Dalam keteranganya Ketua Dewan Pimpinan Daerah Lembaga Dakwah Islam Indonesia (DPD LDII) Kab Sragen, Jawa Tengah, H Sumarsono, SE, MM (Juga pengurus FKUB & MUI). Pembacaan Deklarasi Forum Kerukunan Umat Beragama (FKUB) dan Ormas serta Umat Lintas Agama Sekabupaten Sragen oleh Ketua FKUB KH Moecthingudin, B.Sc, yang berisi ;

  1. Tragedi Rohingya sesungguhnya bukan peristiwa kebencian antar pemeluk agama, tapi peristiwa tragedi kemanusiaan yang penyebabnya sangat kompleks di antara kompetisi soal ekonomi, politik dan lain-lain antar etnik di Myanmar.
  2. Perasaan Solidaritas Kemanusiaan Warga Bangsa Indonesia terhadap tragedi tersebut jangan sampai justru melahirkan sikap dan tindakan negatif, misalnya kebencian terhadap pemeluk agama Buddha di Indonesia maupun merusak properti yang berkaitan dengan agama tersebut.
  3. Terkait rencana aksi damai di candi borobudur yang akan dilaksanakan pada tanggal 8 September 2017 perlu kita sadari bahwa sesungguhnya candi borobudur adalah cagar budaya yang diakui internasional, karenanya harus dijaga oleh semua Warga Negara Indonesia
  4. Bahwa Forum Kerukunan Umat Beragama Kabupaten Sragen Mendukung Pemerintah dalam mensikapi Tragedi Kemanusiaan Etnik Rohingya di Myanmar dan upaya aparat keamanan yang berdasarkan Undang-undang tidak akan mengizinkan aksi damai di sekitaran candi borobudur.
  5. Bahwa Forum Kerukunan Umat Beragama (FKUB) Kabupaten Sragen Bersama kami dan Ormas Keagamaan serta Umat Lintas Agama Kabupaten Sragen yang hadir dalam Deklarasi ini siap untuk Menjaga Persatuan dan Kesatuan Bangsa dengan wujud tidak akan mengikuti aksi damai di kawasan candi borobudur.

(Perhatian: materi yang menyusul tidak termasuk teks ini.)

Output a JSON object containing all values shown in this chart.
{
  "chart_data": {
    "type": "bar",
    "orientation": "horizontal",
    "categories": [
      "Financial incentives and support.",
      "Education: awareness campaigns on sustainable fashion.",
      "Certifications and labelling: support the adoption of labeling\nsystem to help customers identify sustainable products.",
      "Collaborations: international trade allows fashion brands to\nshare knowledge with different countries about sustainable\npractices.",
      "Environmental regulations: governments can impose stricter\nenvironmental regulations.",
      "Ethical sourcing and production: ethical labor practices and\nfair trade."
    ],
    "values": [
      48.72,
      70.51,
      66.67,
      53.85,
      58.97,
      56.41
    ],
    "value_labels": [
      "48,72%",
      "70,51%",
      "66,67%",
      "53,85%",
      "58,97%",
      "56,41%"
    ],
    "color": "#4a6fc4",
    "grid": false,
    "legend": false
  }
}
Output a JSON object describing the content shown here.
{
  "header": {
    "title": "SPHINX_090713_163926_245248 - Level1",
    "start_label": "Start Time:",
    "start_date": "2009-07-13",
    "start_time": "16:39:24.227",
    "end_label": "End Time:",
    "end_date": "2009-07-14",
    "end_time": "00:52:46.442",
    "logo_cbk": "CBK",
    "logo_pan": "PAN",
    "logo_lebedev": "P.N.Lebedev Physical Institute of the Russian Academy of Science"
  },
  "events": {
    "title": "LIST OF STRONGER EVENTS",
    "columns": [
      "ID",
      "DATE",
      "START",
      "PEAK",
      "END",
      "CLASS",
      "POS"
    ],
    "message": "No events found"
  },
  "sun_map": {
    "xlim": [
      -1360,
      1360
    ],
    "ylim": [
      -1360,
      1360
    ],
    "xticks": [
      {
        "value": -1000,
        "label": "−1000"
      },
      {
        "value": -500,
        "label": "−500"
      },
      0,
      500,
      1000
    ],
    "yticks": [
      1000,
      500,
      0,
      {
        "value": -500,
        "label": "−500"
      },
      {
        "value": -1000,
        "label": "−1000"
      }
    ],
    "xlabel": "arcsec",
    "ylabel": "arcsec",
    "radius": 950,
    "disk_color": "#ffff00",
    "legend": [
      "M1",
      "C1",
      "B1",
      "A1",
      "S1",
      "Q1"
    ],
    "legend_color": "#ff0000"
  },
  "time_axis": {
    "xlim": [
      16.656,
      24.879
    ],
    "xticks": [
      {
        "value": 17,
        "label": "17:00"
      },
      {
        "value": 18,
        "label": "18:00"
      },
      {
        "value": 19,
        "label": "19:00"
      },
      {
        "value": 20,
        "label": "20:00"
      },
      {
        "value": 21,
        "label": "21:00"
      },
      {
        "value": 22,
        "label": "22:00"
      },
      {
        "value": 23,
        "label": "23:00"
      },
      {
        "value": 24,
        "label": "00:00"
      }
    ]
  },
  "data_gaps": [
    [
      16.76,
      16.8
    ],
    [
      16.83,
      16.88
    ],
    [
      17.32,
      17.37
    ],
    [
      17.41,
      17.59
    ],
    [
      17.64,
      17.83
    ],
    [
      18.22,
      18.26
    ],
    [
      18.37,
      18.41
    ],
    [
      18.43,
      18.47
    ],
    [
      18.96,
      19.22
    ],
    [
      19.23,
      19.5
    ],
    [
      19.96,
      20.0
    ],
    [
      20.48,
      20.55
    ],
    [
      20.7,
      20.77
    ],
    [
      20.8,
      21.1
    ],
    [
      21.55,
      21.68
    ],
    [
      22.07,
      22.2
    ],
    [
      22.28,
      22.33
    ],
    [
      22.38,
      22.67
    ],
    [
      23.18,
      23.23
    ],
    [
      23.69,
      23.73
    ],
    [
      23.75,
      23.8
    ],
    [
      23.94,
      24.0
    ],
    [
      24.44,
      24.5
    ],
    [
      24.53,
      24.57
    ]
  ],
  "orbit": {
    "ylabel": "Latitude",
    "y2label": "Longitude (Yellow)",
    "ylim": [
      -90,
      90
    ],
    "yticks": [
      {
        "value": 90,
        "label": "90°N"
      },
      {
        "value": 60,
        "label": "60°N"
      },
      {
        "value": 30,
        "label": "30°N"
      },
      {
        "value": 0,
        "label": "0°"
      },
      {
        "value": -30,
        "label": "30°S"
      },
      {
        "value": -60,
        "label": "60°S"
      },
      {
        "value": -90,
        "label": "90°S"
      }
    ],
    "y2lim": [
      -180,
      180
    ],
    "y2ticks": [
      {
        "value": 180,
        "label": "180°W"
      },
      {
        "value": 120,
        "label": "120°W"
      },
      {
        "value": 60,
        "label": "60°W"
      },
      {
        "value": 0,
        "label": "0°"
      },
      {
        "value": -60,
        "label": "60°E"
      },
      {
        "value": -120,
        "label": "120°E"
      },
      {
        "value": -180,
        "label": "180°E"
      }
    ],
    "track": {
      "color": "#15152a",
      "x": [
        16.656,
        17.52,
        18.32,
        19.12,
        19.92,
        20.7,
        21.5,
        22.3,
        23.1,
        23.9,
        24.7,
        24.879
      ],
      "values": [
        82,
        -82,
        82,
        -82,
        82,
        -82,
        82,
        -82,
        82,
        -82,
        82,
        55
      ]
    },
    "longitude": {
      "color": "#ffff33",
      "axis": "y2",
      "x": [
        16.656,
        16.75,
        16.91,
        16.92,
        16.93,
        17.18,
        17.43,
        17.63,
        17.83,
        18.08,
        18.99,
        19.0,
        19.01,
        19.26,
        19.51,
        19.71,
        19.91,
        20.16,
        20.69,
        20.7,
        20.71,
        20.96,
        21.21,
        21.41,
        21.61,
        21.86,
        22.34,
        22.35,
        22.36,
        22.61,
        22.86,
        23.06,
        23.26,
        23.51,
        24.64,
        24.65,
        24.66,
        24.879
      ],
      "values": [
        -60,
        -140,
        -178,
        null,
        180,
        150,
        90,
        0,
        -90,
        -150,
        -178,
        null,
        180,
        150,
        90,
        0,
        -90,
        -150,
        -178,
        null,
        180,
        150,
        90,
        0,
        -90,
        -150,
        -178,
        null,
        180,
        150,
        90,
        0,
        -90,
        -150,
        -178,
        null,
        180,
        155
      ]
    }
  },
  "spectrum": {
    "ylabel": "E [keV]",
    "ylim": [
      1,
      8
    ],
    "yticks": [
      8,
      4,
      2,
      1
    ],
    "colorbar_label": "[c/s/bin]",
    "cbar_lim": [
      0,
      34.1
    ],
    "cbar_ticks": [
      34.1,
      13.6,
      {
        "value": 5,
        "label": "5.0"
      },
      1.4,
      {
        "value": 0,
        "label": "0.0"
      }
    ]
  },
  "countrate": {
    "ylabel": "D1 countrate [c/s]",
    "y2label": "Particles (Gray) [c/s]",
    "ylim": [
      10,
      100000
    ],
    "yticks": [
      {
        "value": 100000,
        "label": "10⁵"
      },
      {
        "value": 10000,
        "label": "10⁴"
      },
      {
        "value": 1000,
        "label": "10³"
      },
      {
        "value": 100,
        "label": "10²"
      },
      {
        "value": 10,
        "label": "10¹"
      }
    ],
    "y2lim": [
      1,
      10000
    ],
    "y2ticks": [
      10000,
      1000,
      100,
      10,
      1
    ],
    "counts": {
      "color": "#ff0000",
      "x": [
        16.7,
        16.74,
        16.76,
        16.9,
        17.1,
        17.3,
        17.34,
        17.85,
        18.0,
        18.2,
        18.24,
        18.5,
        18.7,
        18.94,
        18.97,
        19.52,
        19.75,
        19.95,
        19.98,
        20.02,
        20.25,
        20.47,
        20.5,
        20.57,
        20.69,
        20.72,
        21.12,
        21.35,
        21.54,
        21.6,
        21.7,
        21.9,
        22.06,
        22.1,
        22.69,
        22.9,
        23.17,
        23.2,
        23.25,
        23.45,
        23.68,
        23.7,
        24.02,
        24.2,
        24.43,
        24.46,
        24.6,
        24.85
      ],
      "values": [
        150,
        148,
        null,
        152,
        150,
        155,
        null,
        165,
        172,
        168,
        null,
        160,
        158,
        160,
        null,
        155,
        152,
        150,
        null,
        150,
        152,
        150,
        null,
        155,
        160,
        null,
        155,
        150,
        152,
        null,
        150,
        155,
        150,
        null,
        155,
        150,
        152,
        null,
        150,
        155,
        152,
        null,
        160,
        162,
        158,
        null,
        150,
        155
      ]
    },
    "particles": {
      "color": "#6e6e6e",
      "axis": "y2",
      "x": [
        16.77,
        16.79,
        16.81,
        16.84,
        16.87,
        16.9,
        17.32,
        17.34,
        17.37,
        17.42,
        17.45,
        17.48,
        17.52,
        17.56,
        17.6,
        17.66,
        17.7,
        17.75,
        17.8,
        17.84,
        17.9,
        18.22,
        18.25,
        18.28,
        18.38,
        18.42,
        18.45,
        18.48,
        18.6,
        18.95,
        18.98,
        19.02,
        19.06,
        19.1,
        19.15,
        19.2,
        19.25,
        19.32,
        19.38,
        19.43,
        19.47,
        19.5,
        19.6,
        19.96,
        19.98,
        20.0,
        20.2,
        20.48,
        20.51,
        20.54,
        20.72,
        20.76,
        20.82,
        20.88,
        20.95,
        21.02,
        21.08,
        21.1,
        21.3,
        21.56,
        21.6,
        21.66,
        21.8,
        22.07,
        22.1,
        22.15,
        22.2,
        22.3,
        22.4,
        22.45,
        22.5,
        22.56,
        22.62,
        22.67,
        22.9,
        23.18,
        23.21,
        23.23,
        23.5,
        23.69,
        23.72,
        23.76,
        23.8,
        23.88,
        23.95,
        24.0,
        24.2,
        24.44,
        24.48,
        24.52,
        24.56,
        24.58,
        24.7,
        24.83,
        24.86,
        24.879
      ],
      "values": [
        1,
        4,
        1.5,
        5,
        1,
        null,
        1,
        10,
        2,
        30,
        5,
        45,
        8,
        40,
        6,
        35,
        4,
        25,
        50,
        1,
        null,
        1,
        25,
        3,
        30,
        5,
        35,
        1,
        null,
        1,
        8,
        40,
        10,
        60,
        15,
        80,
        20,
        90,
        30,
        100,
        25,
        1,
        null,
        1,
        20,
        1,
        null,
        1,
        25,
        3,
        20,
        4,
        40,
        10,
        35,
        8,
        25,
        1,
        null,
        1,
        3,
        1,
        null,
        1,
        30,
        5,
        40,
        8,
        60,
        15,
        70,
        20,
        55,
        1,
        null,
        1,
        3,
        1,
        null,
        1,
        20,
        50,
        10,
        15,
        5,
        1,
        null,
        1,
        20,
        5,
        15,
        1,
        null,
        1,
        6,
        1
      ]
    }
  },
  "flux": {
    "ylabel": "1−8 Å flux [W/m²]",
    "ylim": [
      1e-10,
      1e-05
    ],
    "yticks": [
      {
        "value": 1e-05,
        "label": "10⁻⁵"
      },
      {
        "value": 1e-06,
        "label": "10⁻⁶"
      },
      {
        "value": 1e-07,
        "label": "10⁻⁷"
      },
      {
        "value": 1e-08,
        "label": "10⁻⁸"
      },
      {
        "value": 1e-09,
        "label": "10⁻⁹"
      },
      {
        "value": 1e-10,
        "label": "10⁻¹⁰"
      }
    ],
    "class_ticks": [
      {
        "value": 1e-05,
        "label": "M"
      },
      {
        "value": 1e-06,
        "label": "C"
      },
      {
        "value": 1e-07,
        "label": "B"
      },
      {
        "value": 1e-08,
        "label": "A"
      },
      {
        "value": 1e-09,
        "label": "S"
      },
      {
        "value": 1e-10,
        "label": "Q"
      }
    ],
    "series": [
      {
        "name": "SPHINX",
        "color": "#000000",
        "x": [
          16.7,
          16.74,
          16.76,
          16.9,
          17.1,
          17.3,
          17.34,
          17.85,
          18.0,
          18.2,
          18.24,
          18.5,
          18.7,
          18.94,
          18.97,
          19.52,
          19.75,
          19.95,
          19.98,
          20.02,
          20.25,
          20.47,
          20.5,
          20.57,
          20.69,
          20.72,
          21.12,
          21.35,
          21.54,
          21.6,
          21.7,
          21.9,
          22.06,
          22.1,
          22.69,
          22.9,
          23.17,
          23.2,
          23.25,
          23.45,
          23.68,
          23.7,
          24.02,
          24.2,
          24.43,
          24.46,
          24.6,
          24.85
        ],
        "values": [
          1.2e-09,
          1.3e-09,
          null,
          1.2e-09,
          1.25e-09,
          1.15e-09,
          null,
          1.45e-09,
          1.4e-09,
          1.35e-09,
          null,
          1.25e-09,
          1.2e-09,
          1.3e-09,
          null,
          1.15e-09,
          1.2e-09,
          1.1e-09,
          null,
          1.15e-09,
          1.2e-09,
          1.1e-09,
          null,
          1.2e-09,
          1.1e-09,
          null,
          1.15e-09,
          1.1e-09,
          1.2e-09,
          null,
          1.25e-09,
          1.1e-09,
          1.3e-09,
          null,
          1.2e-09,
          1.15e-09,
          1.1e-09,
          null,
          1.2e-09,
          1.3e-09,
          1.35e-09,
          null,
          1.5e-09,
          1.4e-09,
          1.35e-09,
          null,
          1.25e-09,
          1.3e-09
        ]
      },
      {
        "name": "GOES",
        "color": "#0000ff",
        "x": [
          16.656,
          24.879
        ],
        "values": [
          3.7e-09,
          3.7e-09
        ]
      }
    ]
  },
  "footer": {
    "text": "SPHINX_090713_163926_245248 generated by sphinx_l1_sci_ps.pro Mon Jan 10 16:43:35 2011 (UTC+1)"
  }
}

Dalam sambutannya Bupati Sragen dr Hj Kusdinar Untung Yuni Sukowati, menekankan agar masyarakat Sragen lebih baik melakukan aksi nyata dengan  memberikan sumbangan kepada saudara muslim Rohingnya yang tertimpa musibah untuk disalurkan lewat Aliansi Kemanusiaan Indonesia untuk Myanmar (AKIM) yang sudah bekerja disana, untuk mendukung upaya diplomasi politik oleh Pemerintah Indonesia melalui Menteri Luar Negeri.

Diakhiri doa untuk penyelesaian tragedi Kemanusian Rohingnya Myanmar secara adil & beradab. Dilanjutkan aksi donor darah, DPD LDII mendapat jatah mengirimkan 10 orang perormas, diikuti setiap Ormas serta Umat Lintas Agama yang diwadahi dalam FKUB Sragen.  (@nt-kimdpdldiisrg, photo gian)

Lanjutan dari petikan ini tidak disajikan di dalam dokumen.